I lot of self-help type advice advocates a positive attitude, just thinking you can do something. But how do you really know you can do something? Maybe you can't and the advice to have a positive attitude, an empty optimism, will be next to useless.
So how do you know you can do scholarly writing?
In the first place, you might not have a realistic notion of how hard or easy it really is. If you think of it as easy, you might get into trouble by being overconfident. On the other hand, if you think of it as impossibly difficult, you'll never get anywhere.
It's something that a lot of people do, and it's not very difficult at the lowest levels. Publishing a graduate student seminar paper in a second line journal, for example, is not infrequent.
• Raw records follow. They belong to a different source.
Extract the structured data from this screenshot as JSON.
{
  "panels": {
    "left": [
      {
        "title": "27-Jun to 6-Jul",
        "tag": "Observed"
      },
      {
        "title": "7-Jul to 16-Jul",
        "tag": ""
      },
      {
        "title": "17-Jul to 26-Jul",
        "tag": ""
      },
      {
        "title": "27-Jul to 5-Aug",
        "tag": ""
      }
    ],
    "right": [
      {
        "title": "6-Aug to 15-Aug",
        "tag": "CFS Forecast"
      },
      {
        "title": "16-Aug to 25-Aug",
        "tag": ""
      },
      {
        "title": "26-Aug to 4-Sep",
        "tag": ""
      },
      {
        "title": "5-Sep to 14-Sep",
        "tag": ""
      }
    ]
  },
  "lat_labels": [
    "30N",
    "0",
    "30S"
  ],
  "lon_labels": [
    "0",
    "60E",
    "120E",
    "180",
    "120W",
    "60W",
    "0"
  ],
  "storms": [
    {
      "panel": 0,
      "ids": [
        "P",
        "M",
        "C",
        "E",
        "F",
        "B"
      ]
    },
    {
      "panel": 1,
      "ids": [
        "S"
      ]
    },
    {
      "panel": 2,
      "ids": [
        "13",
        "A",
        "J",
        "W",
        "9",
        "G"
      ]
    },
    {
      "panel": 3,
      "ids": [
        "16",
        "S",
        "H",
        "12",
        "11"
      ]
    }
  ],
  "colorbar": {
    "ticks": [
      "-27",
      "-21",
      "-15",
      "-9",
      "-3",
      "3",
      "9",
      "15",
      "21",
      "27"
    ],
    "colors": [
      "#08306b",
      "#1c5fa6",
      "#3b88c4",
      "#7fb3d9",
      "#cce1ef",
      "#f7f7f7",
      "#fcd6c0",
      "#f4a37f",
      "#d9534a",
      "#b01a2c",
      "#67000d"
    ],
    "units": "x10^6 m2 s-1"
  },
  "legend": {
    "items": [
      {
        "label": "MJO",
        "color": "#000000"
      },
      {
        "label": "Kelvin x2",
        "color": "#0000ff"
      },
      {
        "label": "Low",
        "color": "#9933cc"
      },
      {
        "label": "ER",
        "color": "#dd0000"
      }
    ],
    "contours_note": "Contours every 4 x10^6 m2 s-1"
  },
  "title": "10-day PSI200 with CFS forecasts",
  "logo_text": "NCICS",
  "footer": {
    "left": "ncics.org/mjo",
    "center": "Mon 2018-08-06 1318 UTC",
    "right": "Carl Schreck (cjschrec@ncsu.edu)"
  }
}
On the other hand, rising to be one of the top scholars in your subfield is fairly difficult.
So it's a matter of breaking things down, reverse-engineering top articles in top journals to see how it's done; evaluating the state of a field to see who the best people are and how they got that way. In my case I could see that there were a lot of crappy to mediocre famous scholars in my field, so it was simply a question of putting in the work to do it better. I would automatically be at least among the top few simply by reading more and better and writing it up.
We've all known academics who aren't very smart. We've all met academics who are so intellgent that it hurts to even think about them. The thing is, you don't have to be in the latter category to achieve what you need to.